Страница 65 из 68
— Сыночек мой! Где твой тата? Почему они все молчат? Что они скрывают от нас? Нет, нет… Не бойся, сынок. Не может этого быть! Он жив, жив. Он придет. Андрейка, любимый мой, приди… Посмотри на сына. Глянь, какой чудесный у тебя сын!
Она вздрогнула, когда послышались шаги и кто-то откинул полог палатки.
«Он».
Но, повернувшись, она увидела Лесницкого и Приборного и, быстро откинув одеяло, села, протянула к ним руки.
— Наконец-то вы пришли. Где Андрей? Сергей Федотович! Где Андрей?
Приборный подошел и, взяв ее бледные руки, сжал их в своих.
— Дочка моя!.. Андрей… — но голос его задрожал и сорвался, он закрыл рукой глаза и прижался лбом к шершавой коре дуба.
Настя схватила руками седую голову командира, закричала:
— Говорите! Кончайте! Я не боюсь!
— Андрей погиб смертью героя, чтобы спасти бригаду. Он взорвал немецкий штаб и не смог уйти, — медленно, растягивая слова, проговорил Лесницкий.
Настя разжала руки, привычным движением поправила волосы и осторожно, словно боясь ушибить больное место, легла.
Алена подбежала к ней, но она едва заметным кивком головы попросила ее отойти.
Лежала она неподвижно, долго, взгляд ее голубых глаз застыл на какой-то одной точке над ней, на каком-то одном листе дуба. Но она не видела ничего — ни листа, ни голубизны неба, ничего.

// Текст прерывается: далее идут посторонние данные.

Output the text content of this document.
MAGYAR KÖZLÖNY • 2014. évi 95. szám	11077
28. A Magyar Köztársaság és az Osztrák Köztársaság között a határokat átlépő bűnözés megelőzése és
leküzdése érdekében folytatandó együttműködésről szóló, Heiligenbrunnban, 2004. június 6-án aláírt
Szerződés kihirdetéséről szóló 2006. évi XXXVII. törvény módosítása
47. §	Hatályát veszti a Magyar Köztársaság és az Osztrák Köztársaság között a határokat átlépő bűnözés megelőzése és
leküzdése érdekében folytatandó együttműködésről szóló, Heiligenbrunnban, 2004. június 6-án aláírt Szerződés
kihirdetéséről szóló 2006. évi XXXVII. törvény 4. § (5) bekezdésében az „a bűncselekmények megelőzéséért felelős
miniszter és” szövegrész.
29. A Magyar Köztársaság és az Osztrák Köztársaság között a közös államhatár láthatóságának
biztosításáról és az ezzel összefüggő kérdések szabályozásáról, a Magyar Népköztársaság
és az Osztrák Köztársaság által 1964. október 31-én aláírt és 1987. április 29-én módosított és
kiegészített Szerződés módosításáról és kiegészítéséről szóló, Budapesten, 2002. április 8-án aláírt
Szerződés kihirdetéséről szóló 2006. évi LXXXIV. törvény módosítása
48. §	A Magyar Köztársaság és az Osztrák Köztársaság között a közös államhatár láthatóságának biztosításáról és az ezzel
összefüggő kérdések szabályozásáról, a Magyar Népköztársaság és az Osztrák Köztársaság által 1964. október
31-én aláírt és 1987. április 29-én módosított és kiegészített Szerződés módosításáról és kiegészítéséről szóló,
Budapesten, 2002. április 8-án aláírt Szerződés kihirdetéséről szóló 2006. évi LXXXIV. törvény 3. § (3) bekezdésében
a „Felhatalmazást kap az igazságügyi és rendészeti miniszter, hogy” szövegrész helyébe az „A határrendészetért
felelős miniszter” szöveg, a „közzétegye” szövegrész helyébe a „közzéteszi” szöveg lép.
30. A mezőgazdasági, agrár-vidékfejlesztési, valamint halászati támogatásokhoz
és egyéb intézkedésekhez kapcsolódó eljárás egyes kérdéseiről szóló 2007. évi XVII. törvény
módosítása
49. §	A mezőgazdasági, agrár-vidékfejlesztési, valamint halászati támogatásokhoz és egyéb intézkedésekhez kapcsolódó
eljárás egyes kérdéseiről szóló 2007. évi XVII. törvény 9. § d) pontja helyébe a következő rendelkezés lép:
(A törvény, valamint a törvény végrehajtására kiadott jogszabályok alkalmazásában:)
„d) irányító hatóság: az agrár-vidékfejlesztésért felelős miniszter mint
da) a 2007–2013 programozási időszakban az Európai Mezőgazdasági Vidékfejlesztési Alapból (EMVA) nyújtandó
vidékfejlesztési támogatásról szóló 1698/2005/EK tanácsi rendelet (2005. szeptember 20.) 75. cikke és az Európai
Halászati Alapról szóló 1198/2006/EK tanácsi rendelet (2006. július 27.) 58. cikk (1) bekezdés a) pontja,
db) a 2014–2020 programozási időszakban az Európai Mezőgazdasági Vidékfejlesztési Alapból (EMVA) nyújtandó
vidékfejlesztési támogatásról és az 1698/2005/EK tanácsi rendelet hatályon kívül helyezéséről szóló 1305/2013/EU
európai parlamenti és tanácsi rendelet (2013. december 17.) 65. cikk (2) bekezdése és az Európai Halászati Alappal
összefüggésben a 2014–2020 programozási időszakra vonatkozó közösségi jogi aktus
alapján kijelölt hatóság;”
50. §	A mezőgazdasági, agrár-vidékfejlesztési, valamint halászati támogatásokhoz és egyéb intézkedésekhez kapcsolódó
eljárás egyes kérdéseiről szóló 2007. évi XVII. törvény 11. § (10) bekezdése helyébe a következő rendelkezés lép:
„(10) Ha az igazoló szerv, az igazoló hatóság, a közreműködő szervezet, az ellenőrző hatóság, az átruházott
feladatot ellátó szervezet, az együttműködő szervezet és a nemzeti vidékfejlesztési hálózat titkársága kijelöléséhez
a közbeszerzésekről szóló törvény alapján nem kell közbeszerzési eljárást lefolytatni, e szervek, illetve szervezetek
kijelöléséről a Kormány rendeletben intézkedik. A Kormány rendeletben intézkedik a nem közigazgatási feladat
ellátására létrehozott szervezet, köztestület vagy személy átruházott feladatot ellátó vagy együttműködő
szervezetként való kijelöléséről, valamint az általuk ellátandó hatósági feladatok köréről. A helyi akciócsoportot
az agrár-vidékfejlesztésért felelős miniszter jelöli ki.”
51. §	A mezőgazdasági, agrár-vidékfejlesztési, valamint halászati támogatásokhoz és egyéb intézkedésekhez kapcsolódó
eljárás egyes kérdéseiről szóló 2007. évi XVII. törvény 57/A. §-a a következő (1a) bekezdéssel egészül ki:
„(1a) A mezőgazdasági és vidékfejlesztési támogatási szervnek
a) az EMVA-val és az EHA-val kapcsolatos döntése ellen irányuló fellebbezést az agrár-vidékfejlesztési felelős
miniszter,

Потом попыталась представить лицо Андрея и не смогла. Перед глазами проплывали лица матери, братьев, товарищей по отряду, а его лица не было.
Сколько месяцев она не видела его при дневном свете! Какой короткой была их последняя встреча! «Завтра мы снова встретимся…»
Что он говорил еще? Она больше ничего не могла вспомнить. Больно кольнуло в сердце — хотелось кричать от этой боли. Она стиснула зубы, посмотрела на присутствующих и увидела, что комиссар что-то шепнул Алене и повернулся, чтобы незаметно выйти.
Она остановила его:
— Павел Степанович! Куда же вы? Что же вы не посмотрели моего сына… сына Андрея?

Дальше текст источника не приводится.